Health insurance co-payments
As of 2012, 84.6 percent of the U.S. population had health insurance, compared to 86.1 percent in 1990. A co-payment or co-pay is a flat fee one pays when they receive medication or medical treatment. Health insurance plans establish set co-payment fees which are often printed on health insurance cards. It is usually a small portion of the actual cost to receive medical care. Co-payment is used to prevent unnecessary visits to physicians for every minute trivial condition. However, this may also prevent some from seeking medical treatment when it is essential.

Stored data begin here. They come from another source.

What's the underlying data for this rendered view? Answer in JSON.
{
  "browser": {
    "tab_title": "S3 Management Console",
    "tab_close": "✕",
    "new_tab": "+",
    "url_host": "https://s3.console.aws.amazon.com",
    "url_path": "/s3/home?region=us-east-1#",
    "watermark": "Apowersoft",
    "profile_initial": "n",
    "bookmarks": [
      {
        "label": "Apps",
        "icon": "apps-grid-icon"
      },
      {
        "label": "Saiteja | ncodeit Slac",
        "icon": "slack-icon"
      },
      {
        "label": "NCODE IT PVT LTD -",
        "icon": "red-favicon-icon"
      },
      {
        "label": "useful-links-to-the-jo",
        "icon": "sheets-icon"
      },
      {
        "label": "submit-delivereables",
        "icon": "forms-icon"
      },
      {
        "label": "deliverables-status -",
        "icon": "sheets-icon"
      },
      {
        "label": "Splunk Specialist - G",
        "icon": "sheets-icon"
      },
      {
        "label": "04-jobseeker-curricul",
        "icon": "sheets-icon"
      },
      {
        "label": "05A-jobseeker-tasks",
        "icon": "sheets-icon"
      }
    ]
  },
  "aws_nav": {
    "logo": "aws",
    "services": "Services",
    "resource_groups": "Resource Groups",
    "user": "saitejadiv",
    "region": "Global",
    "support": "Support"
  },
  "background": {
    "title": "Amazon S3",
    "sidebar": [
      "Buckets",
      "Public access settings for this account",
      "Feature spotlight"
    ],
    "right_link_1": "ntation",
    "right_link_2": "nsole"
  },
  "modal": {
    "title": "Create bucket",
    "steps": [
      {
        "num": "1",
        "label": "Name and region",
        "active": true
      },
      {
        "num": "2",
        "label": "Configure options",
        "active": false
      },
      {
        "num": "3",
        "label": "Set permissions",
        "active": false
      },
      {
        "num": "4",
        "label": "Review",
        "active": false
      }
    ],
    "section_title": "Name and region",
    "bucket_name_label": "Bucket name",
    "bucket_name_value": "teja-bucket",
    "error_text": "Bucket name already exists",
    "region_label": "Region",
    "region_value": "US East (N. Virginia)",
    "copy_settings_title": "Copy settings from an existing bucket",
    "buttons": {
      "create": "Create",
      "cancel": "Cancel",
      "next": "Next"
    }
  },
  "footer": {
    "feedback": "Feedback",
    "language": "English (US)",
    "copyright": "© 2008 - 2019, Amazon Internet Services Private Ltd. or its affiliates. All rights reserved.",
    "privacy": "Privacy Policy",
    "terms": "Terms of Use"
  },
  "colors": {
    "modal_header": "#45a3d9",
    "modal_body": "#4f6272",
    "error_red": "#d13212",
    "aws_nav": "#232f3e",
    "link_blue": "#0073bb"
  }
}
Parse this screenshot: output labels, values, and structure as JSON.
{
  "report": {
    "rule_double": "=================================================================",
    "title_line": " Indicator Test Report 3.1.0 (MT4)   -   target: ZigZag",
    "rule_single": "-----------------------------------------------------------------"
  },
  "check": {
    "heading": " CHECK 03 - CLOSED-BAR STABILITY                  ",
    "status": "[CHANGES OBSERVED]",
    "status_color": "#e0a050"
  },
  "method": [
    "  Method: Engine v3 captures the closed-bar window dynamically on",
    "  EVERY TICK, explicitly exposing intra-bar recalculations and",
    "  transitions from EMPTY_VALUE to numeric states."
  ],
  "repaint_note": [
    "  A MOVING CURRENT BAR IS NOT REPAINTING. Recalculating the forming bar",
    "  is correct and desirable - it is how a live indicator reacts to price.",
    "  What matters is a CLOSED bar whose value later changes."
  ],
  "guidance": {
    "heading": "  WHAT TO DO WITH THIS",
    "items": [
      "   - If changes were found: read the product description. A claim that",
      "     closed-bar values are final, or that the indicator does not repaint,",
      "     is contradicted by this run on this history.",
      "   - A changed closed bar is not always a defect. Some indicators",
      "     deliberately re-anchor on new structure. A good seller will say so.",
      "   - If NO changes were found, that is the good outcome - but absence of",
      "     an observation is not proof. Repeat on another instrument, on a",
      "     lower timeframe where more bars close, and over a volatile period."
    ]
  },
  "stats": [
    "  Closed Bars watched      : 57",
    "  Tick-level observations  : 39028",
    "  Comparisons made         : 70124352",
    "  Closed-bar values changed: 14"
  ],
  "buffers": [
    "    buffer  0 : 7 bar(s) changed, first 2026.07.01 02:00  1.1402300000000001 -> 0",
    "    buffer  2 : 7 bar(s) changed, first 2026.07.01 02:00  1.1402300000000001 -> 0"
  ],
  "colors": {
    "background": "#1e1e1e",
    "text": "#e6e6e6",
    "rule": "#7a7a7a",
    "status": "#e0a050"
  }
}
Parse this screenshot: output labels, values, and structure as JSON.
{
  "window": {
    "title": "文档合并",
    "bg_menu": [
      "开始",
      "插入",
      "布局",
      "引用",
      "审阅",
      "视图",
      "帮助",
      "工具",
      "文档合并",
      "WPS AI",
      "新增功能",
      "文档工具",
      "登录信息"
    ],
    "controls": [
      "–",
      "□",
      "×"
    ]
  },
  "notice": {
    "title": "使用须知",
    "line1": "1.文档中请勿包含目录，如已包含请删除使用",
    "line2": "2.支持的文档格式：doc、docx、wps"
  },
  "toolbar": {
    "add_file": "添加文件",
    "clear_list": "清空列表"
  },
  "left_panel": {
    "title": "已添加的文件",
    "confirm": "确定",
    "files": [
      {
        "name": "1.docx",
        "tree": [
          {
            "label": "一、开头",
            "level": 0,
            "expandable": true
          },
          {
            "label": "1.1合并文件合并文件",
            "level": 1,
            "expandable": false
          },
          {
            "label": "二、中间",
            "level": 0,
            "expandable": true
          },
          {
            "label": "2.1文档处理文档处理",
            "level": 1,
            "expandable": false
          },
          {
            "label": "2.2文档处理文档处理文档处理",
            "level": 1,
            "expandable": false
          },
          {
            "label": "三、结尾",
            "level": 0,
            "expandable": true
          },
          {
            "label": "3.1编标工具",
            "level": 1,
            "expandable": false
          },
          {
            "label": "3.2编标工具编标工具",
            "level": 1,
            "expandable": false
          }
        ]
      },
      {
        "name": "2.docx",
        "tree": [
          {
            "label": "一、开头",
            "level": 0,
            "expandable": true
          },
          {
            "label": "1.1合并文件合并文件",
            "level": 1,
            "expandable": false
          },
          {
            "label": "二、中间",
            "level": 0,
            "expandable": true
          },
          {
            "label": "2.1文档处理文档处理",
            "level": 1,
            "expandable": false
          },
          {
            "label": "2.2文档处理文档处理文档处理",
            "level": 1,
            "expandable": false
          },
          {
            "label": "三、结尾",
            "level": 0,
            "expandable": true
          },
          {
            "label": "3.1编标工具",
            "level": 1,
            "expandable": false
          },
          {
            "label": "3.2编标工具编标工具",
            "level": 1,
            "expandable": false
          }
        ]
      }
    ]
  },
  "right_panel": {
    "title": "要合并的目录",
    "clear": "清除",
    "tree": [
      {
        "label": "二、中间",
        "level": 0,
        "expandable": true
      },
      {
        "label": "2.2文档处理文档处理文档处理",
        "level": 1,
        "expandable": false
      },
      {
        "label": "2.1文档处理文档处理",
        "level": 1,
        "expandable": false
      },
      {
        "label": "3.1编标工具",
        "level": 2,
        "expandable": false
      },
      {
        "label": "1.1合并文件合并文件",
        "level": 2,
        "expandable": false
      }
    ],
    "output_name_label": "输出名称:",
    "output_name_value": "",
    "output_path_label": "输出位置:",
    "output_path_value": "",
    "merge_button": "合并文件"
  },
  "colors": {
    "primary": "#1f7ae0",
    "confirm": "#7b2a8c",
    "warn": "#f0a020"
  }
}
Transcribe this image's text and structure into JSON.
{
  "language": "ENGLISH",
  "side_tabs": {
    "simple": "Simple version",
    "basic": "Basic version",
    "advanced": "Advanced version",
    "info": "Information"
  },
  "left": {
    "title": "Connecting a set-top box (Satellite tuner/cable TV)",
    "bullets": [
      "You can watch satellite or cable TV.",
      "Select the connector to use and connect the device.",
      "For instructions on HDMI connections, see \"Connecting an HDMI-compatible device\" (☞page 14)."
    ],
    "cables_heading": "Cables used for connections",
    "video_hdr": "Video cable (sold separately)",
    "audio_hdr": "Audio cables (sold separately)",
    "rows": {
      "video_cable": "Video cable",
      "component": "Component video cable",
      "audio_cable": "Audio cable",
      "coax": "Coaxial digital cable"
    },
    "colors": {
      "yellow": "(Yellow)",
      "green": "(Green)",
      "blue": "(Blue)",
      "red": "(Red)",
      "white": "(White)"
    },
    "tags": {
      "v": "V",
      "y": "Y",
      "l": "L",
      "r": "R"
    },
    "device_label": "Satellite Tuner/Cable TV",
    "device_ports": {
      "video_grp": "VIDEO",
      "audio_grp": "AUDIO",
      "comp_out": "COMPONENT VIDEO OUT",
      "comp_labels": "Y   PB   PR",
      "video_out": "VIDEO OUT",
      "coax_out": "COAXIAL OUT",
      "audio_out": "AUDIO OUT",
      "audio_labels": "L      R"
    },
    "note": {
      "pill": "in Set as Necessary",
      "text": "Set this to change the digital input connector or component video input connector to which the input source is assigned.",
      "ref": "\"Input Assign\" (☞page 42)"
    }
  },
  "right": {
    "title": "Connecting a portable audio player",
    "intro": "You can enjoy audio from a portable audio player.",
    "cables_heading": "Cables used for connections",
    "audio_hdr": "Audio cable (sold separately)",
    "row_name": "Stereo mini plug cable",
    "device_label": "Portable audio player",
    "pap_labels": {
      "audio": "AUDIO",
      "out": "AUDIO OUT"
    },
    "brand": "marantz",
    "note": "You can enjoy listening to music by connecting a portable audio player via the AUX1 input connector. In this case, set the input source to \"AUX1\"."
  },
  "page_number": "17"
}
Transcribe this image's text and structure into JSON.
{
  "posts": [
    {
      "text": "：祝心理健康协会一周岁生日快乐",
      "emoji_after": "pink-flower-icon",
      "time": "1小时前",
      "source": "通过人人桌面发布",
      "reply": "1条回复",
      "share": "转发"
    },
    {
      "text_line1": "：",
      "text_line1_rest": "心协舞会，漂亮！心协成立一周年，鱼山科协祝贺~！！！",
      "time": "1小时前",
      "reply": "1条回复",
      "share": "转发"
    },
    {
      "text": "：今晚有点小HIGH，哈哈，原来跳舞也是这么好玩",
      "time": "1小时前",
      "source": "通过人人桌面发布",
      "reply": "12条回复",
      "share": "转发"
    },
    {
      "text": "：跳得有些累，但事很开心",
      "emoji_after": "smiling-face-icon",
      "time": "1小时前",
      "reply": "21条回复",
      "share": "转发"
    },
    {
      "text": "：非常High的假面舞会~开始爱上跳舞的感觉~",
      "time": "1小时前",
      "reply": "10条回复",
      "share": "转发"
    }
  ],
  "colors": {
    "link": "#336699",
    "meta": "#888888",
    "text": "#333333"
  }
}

In 2011, the average co-pay in the United States totaled 23.31 U.S. dollars for those under Medicare Part D, 4.07 with Medicaid, and 26.1 with commercial third-parties. For individuals under commercial third party insurance, out-of-pocket costs were the highest at 38.4 billion U.S. dollars throughout the country; co-pay fees under a third party insurance have also increased by 1.145 U.S. dollars between 2010 and 2011. Those insured by Medicare Part D paid a total of 9.7 billion U.S. dollars in 2011. Under Medicare Part D or the Medicare prescription drug benefit, the federal government helps to subsidize the costs of prescription drugs for those who receive Medicare. There is a lack of standardization in this plan, and co-payment differs between different plans. In 2010, public insurances have had a mean annual expense of 4,431 U.S. dollars per person for health care and prescribed medicines.